Les manifestants ont agité des pantoufles alors qu’ils faisaient la queue pendant des heures pour promettre leur soutien aux candidats se présentant contre le président Alexandre Loukachenko lors des prochaines élections biélorusses.
Les candidats de l’opposition ont besoin d’au moins 100 000 signatures pour pouvoir se présenter contre M. Loukachenko le 9 août.
Dimanche, dans la capitale biélorusse de Minsk, il y avait des files d’électeurs de près d’un mile de long, dont beaucoup portaient des masques et des pantoufles brandissantes.
La pantoufle est devenue un symbole du mouvement de protestation, qui espère renverser M. Loukachenko après 26 ans au pouvoir. Selon le mouvement, le président représente un cafard et les chaussures une arme pour « l’écraser » avec lui.
Un électeur, un ingénieur appelé Seymon, a déclaré: « Je voudrais que cette action montre qu’un grand nombre de personnes ne sont pas satisfaites de ce qui se passe dans le pays, sont prêtes à descendre dans la rue et à montrer aux autorités que le moment est venu pour changer. »
Viktor Babariko, ancien chef de l’unité locale de Gazprombank en Russie, a déjà obtenu 85 000 signatures.
La police a arrêté deux candidats de l’opposition ces derniers jours, mais M. Loukachenko veille à ne pas aliéner l’Occident au milieu des plaintes pour violations des droits de l’homme.
L’homme de 65 ans, qui fait face à son plus grand défi politique à ce jour, a tenté de prendre ses distances avec Moscou, malgré un traité d’union de longue date. Le Kremlin a déjà coupé l’approvisionnement en pétrole et imposé des sanctions.

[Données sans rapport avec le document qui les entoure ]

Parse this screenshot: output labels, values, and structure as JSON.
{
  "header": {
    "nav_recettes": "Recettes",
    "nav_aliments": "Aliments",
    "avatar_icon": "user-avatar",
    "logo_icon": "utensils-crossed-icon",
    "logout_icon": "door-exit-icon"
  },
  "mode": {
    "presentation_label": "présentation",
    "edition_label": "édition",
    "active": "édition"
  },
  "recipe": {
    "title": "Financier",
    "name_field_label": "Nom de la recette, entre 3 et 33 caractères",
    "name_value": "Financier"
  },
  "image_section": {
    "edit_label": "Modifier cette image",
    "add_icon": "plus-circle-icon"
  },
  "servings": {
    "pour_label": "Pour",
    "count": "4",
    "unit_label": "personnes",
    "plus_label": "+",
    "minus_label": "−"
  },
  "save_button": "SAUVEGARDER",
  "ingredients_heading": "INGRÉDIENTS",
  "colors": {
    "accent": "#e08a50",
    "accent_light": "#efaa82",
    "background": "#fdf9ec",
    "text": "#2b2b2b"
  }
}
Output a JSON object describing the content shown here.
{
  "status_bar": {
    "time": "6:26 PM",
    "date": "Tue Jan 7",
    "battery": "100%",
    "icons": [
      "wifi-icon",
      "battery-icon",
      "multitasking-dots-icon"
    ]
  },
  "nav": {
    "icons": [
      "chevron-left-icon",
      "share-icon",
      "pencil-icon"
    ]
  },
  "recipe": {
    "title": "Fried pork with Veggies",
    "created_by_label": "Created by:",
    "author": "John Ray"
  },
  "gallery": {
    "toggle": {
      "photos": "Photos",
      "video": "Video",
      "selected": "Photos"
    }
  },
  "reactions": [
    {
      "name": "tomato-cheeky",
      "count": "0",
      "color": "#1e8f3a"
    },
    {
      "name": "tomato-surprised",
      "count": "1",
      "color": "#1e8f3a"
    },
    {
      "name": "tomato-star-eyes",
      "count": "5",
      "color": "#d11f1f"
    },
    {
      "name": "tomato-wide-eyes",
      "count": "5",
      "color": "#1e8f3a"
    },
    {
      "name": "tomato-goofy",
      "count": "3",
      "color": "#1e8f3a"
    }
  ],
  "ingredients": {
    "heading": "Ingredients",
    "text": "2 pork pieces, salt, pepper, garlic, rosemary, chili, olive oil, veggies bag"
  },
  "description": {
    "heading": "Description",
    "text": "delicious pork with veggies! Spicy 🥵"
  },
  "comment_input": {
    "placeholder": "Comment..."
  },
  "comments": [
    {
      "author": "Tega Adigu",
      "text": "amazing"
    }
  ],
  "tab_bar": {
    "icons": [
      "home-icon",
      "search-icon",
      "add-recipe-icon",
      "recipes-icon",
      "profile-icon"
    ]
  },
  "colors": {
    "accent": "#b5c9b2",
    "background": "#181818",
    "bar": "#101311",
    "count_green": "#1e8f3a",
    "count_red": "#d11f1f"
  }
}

Hier, M. Loukachenko a comparé des partisans de l’opposition à des gangs criminels et les a accusés d’alimenter des tensions similaires aux manifestations de Maidan en 2014 qui ont renversé le président ukrainien soutenu par la Russie, Vitkor Ianoukovitch.
Il y a eu un énorme contrecoup sur sa réponse à la coronavirus crise après avoir conseillé aux gens de « boire de la vodka » et « aller aux saunas » pour conjurer COVID-19[feminine.
Au début de la pandémie, au lieu d’annuler des matches de football comme d’autres pays, il les laisse aller de l’avant sans mesures de distanciation sociale et participe à un match de hockey sur glace fin mars.
Décrivant le sport comme le « meilleur remède anti-virus », il a déclaré: « Il vaut mieux mourir debout sur ses pieds que de vivre à genoux. »
Le Bélarus a enregistré 44 255 cas confirmés de virus et 243 décès.